The CT and MRI were both ordered without contrast. Despite this (should have been with contrast), there are lesions visible on these studies that were missed. Nearly all providers refer to the reports of these imaging studies - did they actually view them? Most likely not. The patient made multiple repeat visits to physicians with increasing complaints. This all has resulted in a delayed diagnosis, which has likely led to disease progression requiring a more extensive surgical resection. This diagnosis appears to have been significantly delayed while disease progressed. 1. What would biopsy of area in 2021 have revealed (malignancy or precancerous)? Was surgical excision warranted at that time? Hard to say with certainty, but likely yes. 2. Would excision in 2021 be less extensive than what occurred in March 2023? If so, to what degree? Based on the imaging available, it is likely that surgery would not have been as extensive. I cannot say to what degree less extensive. 3. What would biopsy in July 2022 (when MRI was completed) have revealed? Again not possible to say with certainty, but given that there was a mass visible, it is likely that it could have been diagnosed by biopsy at that time. 4. Was surgical excision indicated in July 2022? If it had been done, would it have likely been the same surgery performed in March 2023? If not, how would it be different? Had a biopsy been done July 2022 and been positive for malignancy, then yes a surgical excision would have been indicated. While not possible to say with certainty, it is likely that it would have been less extensive.
Do you believe there might have been causation (i.e. the medical error resulted in an injury)?
The delay likely led to growing neoplasm and the need for more extensive resection and surgery. The diagnosis was delayed by improper imaging, incorrect interpretation of that imaging, and subsequent delays in correct imaging, biopsy, diagnosis and management.
What makes you a good expert for this case?
I am a head and neck surgeon, which means I have completed a residency in Otolaryngology - Head and Neck Surgery.
How often do you encounter cases similar to this one in your practice?
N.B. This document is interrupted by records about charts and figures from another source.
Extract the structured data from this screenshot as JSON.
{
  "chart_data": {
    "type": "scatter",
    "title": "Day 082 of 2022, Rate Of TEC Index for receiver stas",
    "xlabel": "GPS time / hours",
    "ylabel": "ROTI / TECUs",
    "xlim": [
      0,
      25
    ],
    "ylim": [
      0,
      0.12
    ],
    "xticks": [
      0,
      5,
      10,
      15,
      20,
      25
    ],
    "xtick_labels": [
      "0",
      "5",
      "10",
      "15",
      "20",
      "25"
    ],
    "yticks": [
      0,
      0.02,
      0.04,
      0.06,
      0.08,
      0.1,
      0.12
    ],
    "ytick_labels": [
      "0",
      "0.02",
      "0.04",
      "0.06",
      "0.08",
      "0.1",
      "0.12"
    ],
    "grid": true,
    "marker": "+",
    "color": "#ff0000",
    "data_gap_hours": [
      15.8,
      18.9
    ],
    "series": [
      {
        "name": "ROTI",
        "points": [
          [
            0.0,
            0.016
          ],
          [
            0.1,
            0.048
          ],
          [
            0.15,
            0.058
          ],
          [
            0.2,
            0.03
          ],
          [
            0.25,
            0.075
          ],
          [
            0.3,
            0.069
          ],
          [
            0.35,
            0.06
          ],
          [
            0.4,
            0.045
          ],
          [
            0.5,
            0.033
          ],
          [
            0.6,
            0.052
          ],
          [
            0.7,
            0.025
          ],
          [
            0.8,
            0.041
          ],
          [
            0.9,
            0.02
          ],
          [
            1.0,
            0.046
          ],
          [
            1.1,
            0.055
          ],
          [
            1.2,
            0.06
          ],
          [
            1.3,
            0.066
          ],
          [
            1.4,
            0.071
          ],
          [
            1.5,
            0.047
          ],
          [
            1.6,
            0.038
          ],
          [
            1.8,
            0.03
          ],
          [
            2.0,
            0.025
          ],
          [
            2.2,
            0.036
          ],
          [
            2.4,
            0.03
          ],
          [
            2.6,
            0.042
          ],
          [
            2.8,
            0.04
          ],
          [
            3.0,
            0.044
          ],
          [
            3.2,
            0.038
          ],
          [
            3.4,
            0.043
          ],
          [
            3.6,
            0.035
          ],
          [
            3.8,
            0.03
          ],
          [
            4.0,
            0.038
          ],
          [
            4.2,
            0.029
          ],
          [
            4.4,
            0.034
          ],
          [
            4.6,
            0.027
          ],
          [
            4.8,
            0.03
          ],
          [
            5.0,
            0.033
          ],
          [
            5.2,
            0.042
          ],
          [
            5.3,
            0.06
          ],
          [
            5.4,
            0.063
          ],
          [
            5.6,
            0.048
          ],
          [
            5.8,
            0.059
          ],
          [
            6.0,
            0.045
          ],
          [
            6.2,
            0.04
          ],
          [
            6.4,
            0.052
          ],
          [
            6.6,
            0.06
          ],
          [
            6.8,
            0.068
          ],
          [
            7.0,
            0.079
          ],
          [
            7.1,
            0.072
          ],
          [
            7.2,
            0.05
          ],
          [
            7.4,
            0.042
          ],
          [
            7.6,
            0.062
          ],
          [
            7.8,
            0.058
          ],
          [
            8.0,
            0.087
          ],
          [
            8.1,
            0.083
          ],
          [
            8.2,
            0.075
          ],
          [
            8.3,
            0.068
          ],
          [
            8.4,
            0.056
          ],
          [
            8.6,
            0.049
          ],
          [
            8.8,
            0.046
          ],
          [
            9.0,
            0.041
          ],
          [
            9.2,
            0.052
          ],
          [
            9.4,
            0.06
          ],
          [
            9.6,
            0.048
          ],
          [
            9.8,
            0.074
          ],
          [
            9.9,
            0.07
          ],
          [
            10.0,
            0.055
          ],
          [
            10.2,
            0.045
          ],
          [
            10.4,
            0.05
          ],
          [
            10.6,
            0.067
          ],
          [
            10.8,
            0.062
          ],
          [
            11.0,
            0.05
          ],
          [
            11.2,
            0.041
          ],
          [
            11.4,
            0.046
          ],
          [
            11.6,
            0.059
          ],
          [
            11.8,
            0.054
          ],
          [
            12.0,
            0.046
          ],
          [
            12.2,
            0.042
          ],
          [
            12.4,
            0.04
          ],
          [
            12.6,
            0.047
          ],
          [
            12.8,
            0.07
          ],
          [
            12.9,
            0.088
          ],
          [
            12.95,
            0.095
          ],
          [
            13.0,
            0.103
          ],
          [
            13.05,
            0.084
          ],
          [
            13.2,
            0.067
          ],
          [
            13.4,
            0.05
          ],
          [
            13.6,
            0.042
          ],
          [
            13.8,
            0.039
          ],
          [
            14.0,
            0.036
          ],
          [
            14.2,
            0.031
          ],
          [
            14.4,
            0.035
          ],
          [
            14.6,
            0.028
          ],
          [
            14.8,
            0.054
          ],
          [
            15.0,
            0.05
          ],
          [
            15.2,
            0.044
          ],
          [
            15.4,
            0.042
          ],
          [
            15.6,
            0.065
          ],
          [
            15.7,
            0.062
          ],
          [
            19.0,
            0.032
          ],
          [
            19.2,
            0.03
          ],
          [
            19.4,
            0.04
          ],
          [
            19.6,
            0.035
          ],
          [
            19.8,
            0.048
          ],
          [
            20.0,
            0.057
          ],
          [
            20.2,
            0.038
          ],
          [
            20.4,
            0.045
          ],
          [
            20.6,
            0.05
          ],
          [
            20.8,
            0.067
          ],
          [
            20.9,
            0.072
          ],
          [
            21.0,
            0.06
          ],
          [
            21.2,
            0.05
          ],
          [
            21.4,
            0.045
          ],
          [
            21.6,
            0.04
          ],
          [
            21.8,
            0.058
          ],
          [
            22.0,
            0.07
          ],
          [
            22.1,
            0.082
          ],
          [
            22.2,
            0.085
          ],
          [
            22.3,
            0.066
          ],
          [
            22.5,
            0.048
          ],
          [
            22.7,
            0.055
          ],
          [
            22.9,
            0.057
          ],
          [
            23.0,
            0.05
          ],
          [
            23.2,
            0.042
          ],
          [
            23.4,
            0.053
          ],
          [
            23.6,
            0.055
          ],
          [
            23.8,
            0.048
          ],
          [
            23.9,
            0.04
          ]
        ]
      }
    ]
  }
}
Infrequently, as I take care of pediatric age patients more often than the elderly. For greater expertise surrounding the actual surgical management, you may want to find a fellowship trained head and neck cancer surgeon.
Do you believe there might have been medical error?
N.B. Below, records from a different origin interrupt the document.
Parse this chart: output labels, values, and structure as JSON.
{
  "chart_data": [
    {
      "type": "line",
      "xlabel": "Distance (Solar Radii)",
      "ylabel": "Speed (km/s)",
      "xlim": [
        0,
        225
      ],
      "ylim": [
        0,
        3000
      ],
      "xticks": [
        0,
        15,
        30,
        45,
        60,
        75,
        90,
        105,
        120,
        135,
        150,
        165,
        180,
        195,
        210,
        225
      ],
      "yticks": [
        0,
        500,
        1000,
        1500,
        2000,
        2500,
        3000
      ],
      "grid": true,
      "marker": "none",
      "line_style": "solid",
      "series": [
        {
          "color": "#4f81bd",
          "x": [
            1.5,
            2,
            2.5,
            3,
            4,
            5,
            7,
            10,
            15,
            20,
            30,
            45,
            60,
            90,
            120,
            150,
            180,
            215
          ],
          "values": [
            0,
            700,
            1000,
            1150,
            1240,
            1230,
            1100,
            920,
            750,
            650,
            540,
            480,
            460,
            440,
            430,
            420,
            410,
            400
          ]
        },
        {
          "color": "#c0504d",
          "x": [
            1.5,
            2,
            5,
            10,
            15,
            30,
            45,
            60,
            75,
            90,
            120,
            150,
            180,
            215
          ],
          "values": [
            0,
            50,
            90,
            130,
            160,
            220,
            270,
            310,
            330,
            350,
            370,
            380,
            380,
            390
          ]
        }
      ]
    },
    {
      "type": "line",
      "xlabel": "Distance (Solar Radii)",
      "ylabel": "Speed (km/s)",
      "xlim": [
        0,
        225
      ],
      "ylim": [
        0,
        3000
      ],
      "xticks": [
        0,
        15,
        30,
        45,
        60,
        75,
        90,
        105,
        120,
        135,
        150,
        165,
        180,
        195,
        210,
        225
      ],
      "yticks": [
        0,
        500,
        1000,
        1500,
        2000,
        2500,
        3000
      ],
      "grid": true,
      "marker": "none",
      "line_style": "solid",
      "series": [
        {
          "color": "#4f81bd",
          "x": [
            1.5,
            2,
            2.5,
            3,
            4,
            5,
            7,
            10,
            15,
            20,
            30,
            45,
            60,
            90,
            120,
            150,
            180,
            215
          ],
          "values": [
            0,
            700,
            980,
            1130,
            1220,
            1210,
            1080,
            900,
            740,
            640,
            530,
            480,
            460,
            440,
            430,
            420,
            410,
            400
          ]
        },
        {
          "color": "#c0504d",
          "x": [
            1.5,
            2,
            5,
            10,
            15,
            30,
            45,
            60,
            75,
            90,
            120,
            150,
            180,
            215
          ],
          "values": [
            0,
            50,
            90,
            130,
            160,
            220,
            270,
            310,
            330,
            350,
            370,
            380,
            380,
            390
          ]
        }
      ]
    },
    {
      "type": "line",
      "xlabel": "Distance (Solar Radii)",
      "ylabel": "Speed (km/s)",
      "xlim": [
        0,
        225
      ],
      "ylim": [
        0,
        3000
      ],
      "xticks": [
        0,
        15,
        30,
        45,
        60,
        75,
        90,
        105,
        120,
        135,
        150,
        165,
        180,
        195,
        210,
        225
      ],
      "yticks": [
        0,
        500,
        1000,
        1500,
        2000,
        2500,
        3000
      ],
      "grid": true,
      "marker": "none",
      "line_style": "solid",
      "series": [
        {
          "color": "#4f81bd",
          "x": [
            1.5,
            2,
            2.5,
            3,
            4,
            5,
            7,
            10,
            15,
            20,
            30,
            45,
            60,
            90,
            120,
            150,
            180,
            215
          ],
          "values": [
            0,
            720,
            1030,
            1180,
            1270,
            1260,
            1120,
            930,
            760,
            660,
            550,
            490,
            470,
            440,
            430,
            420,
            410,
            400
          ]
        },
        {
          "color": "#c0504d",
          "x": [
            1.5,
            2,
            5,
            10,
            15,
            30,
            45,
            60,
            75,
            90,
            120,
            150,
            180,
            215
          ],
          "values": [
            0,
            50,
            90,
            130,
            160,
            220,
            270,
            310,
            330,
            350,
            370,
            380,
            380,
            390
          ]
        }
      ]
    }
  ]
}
Fairly obvious radiographic evidence of a mass despite the interpretation from the radiologist on the CT from 2021 as well as the MRI from July, 2022. If this was the same radiologist or radiology group employing some group think, this would be problematic. Difficult for the primary care provider to provide additional recommendations if the radiologist is not describing a mass or recommendations for further investigation, despite more advanced imaging.
Do you believe there might have been causation (i.e. the medical error resulted in an injury)?
Medical error may have provided a delay in diagnosis which resulted in a more extensive surgery with probable increase in morbidity with probable cosmetic deformity given the extent of the surgery as well as sacrifice of the facial nerve. However, at the initial time of the patient's complaint with initial imaging of the ultrasound in 2021, this most likely represented malignancy where there was not necessarily a change from a benign/premalignant condition to a malignant condition. At a 4 cm tumor as seen by the ultrasound, the facial nerve very possibly would have been involved. However, given the pathology, the nerve very possibly would have needed to be sacrificed for oncologic reasons in 2021 if surgery had proceeded at that time. It is possible that the mandible would not have needed to be involved. However, this is some conjecture given the lack of complete records to review.
What makes you a good expert for this case?
I am an otolaryngology/ head and neck surgeon who performs 5 to 10 parotid surgeries a month. I'm on the teaching /Clinical faculty for the local academic medical Center for the surgery residency. In addition, I serve as a medico/legal consultant in otolaryngology for the state medical board.
How often do you encounter cases similar to this one in your practice?
Several times a year. I am referred patient from around the state for similar issues.